The Business of Fraudulent Tax Refunds
Filing fraudulent tax returns has become big business. Why risk shoplifting at Walmart for a few bucks, when from the comfort of your home, you can get the government to mail thousands of dollars to your doorstep? Many of the fake tax returns include stolen Social Security numbers, are filed by what auditors call “unauthorized immigrant workers,” or prison inmates or people outside the country with with no U.S. income. It all adds up to massive fraudulent refunds which should never have should have been paid. But they were… apparently without so much as the raise of an IRS eyebrow.
Part of the problem is electronic filing, which makes it all too easy, fast, and anonymous. The IRS also attributes some of the blame to the complexity of the tax code. We can all agree with that one. While the IRS didn’t seem to notice all those bogus refunds going out, another agency did notice… after the fact.
The Treasury Inspector General for Tax Administration (TIGTA) serves as a public watchdog, and has taken the IRS to the woodshed, again and again for a long list of failures. According to a report in July of 2012 TIGTA says the IRS paid fraudulent refunds amounting to $3.6 billion in 2011. That’s bad. But it’s actually a great improvement from the year before when they gave away $5.2 billion.
TIGTA, Not the IRS, Catches Errors
The majority of taxpayers perceive the IRS as catching every tiny error of any kind, made by those of us who are not thieves. So it’s hard to believe blatant fraud gets rewarded with undeserved refund checks, but it’s true.
Here’s an excerpt from the TIGTA report.
“We identified more than 141,000 tax year 2011 tax returns filed with ITINs [individual tax identification numbers] that have the same characteristics as IRS-confirmed identity theft tax returns involving an ITIN. Potentially fraudulent tax refunds issued for these undetected tax returns totaled approximately $385 million.”
The report also showed:
- Though multiple refunds were sent to the same bank account, the IRS either failed to notice, or failed to take action.
- Tens of millions of dollars were paid in fraudulent refunds filed to “unauthorized immigrant workers.”
- Most startling is, of those bogus refunds, 23,944 were mailed to one single address in Atlanta, Georgia. Those refunds totaled $46,378,040.

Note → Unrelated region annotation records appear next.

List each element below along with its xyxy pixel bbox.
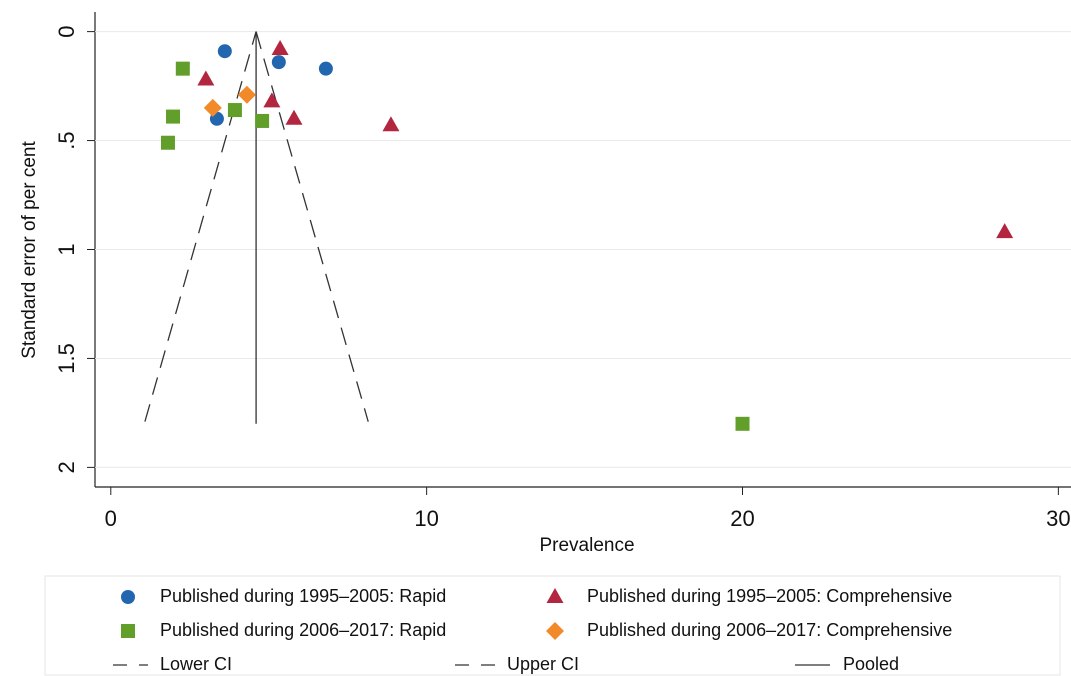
y-tick-label: 1: [54, 243, 79, 255]
point: [735, 416, 750, 431]
x-axis-label: Prevalence: [539, 535, 634, 556]
point: [285, 109, 303, 125]
legend-marker: [121, 590, 135, 604]
x-tick-label: 20: [730, 506, 754, 531]
y-tick-label: .5: [54, 131, 79, 149]
legend-marker: [546, 588, 564, 603]
legend-label: Published during 2006–2017: Rapid: [160, 620, 446, 640]
point: [271, 40, 289, 56]
legend-label: Published during 1995–2005: Rapid: [160, 586, 446, 606]
point: [318, 61, 333, 76]
legend-marker: [546, 622, 564, 640]
y-axis-label: Standard error of per cent: [19, 141, 40, 359]
legend-box: [44, 575, 1061, 676]
point: [996, 223, 1014, 239]
point: [271, 55, 286, 70]
point: [255, 113, 270, 128]
x-tick-label: 10: [414, 506, 438, 531]
legend-marker: [121, 624, 135, 638]
point: [160, 135, 175, 150]
legend-label: Pooled: [843, 654, 899, 674]
y-tick-label: 0: [54, 25, 79, 37]
legend-label: Published during 1995–2005: Comprehensiv…: [587, 586, 952, 606]
point: [203, 98, 222, 117]
point: [217, 44, 232, 59]
point: [237, 85, 256, 104]
reference-line: [144, 31, 257, 422]
legend-label: Lower CI: [160, 654, 232, 674]
x-tick-label: 0: [105, 506, 117, 531]
y-tick-label: 2: [54, 461, 79, 473]
y-tick-label: 1.5: [54, 343, 79, 374]
point: [175, 61, 190, 76]
x-tick-label: 30: [1046, 506, 1070, 531]
legend-label: Upper CI: [507, 654, 579, 674]
reference-line: [255, 31, 369, 422]
point: [197, 70, 215, 86]
point: [166, 109, 181, 124]
legend-label: Published during 2006–2017: Comprehensiv…: [587, 620, 952, 640]
point: [382, 116, 400, 132]
point: [263, 92, 281, 108]
point: [227, 103, 242, 118]
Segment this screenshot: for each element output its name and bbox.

- While Atlanta was the worst geographic location for this type of fraud, there were many runner-up cities, mostly in California, North Carolina, Arizona, and Florida, where thousands of fake returns resulted in millions of dollars in bogus refunds paid to single addresses.
It’s true the amount of bogus refunds in the last available TIGTA report is staggering, at $3.6 billion. But it does show a significant improvement from the previous year’s total of $5.2 billion. This could mean that scrutiny from TIGTA and from the public is having a positive effect on the inner-workings of the IRS. Combined with a relentless flow of bad news throughout 2013, this scrutiny has brought pressure to bear on the tax agency, which, we hope will keep the fraud statistics moving in the right direction.